Demokrat Parti Genel Başkanı Gültekin Uysal, Bank Asya'nın TMSF'ye devrine tepki gösterdi. Uysal, "Yalnız hürriyetler değil birçok temel hak da kendilerinin MGK hukuku olarak anladığı ve anlattığı ancak aslı 'Orman kanunu' olan dayatmalarla çiğnenmekte, özellikle mülkiyet hakkı, mülkiyet 'haddi' olarak görülmekte, kendilerinde had yokken kendilerinden olamayana had bildirilmektedir" dedi.

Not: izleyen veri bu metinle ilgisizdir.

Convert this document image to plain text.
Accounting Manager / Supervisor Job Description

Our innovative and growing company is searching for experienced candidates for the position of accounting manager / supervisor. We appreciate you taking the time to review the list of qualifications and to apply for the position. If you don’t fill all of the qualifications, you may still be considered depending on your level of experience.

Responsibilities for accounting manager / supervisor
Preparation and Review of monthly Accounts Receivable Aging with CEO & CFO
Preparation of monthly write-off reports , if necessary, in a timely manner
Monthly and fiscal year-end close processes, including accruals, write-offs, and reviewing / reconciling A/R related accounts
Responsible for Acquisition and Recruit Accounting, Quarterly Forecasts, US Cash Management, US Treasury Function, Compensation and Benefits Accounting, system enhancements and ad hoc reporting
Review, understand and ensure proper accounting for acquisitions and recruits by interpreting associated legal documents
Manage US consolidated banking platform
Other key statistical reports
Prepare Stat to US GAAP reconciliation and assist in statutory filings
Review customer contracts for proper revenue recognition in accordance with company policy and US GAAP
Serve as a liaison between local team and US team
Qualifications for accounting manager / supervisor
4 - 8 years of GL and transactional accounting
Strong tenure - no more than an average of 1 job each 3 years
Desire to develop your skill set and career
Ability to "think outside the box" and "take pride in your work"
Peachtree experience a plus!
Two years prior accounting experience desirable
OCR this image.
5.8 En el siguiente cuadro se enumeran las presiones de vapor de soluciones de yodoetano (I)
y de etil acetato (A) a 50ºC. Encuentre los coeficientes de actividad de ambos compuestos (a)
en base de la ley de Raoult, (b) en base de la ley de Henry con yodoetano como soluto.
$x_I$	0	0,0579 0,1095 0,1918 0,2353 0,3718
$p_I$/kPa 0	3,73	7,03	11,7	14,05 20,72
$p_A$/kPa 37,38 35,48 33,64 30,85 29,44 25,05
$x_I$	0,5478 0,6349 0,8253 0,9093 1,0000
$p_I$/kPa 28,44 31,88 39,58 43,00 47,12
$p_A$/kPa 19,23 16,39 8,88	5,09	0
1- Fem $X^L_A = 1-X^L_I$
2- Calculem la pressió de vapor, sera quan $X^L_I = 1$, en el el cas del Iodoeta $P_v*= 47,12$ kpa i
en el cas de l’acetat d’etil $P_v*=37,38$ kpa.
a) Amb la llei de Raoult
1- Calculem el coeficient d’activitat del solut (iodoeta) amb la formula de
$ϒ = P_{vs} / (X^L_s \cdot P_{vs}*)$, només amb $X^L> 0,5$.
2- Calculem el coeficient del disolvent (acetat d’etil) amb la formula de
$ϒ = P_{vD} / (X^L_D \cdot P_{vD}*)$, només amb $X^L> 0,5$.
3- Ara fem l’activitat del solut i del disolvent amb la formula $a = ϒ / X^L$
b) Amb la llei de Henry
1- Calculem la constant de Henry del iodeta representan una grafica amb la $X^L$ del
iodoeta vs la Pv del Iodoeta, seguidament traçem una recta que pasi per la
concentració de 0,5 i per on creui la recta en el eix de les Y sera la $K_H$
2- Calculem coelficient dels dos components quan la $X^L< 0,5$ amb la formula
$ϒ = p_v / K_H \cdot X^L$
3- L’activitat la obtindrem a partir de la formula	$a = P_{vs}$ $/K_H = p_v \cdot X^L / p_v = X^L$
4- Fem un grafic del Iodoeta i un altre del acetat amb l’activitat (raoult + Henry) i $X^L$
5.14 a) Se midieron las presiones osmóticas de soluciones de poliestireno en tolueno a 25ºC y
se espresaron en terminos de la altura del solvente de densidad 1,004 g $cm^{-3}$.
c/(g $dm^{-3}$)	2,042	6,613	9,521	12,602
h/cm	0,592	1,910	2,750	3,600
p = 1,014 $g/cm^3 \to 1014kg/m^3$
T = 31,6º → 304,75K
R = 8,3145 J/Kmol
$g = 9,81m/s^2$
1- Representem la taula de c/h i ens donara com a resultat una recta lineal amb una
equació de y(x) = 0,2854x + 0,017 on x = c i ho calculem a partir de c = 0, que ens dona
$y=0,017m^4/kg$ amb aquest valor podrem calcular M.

'BANK ASYA SAVAŞ GANİMETİ EDLEDİLDİ'

Demokrat Parti Genel Başkanı Gültekin Uysal şunları kaydetti: "Eksik evrak denilerek 3 Şubat'ta yönetimine geçici olarak el konulan Bank Asya'nın TMSF'ye devri, iktidar partisi ve lideri Cumhurbaşbakanı'nın 'Başkanlık sistemi' hayallerinin arkasındaki 'Çarlık Türkiye'si gerçeğini ortaya koymuştur. 2004 yılında, iktidara gelir gelmez MGK'da aldıkları kararla, Hizmet Grubu'na yönelik başlattıkları savaşta her gün kendine yeni bir cephe açan iktidar partisi ve liderleri Erdoğan, finans sektöründeki cephesinde bu yılın başında kendine Bank Asya'yı hedef seçmiş, savaş ganimeti addetmiştir.

77 MİLYONUN CUMHURBAŞKANI OLMAKTAN ÇOK 'ÇAR'I OLDU

İktidara geldiği günden bu yana icraatları ile despot karakteri ile ilgili fikir sahibi olmamızı sağlayan Erdoğan, seçim meydanlarındaki sorumsuzluğu ve tarafsızlığı ile 77 milyonun cumhurbaşkanı olmaktan çok 'Çar'ı olmuştur. Geçmişte 'Milli Görüş'ü gömlek olarak gördüğünü, işine yaramadığı için çıkardığını ifade eden Çar, bugün de başka gömlekleri giyip çıkarmakta, kimi zaman savcı, kimi zaman akademisyen olmaktadır. Ancak bu defa giydiği gömlek değil, cellatların giydiği türden bir önlüktür. İktidar sanatı ile savaş sanatını birbirine karıştırmış, savaşın dahi bir hukuku olduğunu unutmuştur. Türk Çarı Erdoğan, Rusya'daki haleflerini örnek almakta, Rusların Kırım'da, Abhazya'da, Ahıska'da, Çeçenistan'da yaptığı gibi kendinden olmayana yaşama imkanı tanımamaktadır.

SERMAYE GÜVENLİĞİ YOK EDİLMİŞTİR

Maalesef Türkiye'de sokakta, işte, evde, sosyal medyada ne yazık ki sandıkta güvenliği kalmadığı gibi sermaye güvenliği de yok edilmiştir. İfade hürriyeti elinden alınan milletimizin inancına müdahale edilmekte, girişim hürriyeti iç edilmekte, baskı ile tehdit ile hizaya getirilmek istenmektedir. Yalnız hürriyetler değil birçok temel hak da kendilerinin MGK hukuku olarak anladığı ve anlattığı ancak aslı 'orman kanunu' olan dayatmalarla çiğnenmekte, özellikle mülkiyet hakkı, mülkiyet 'haddi' olarak görülmekte, kendilerinde had yokken kendilerinden olamayana had bildirilmektedir.”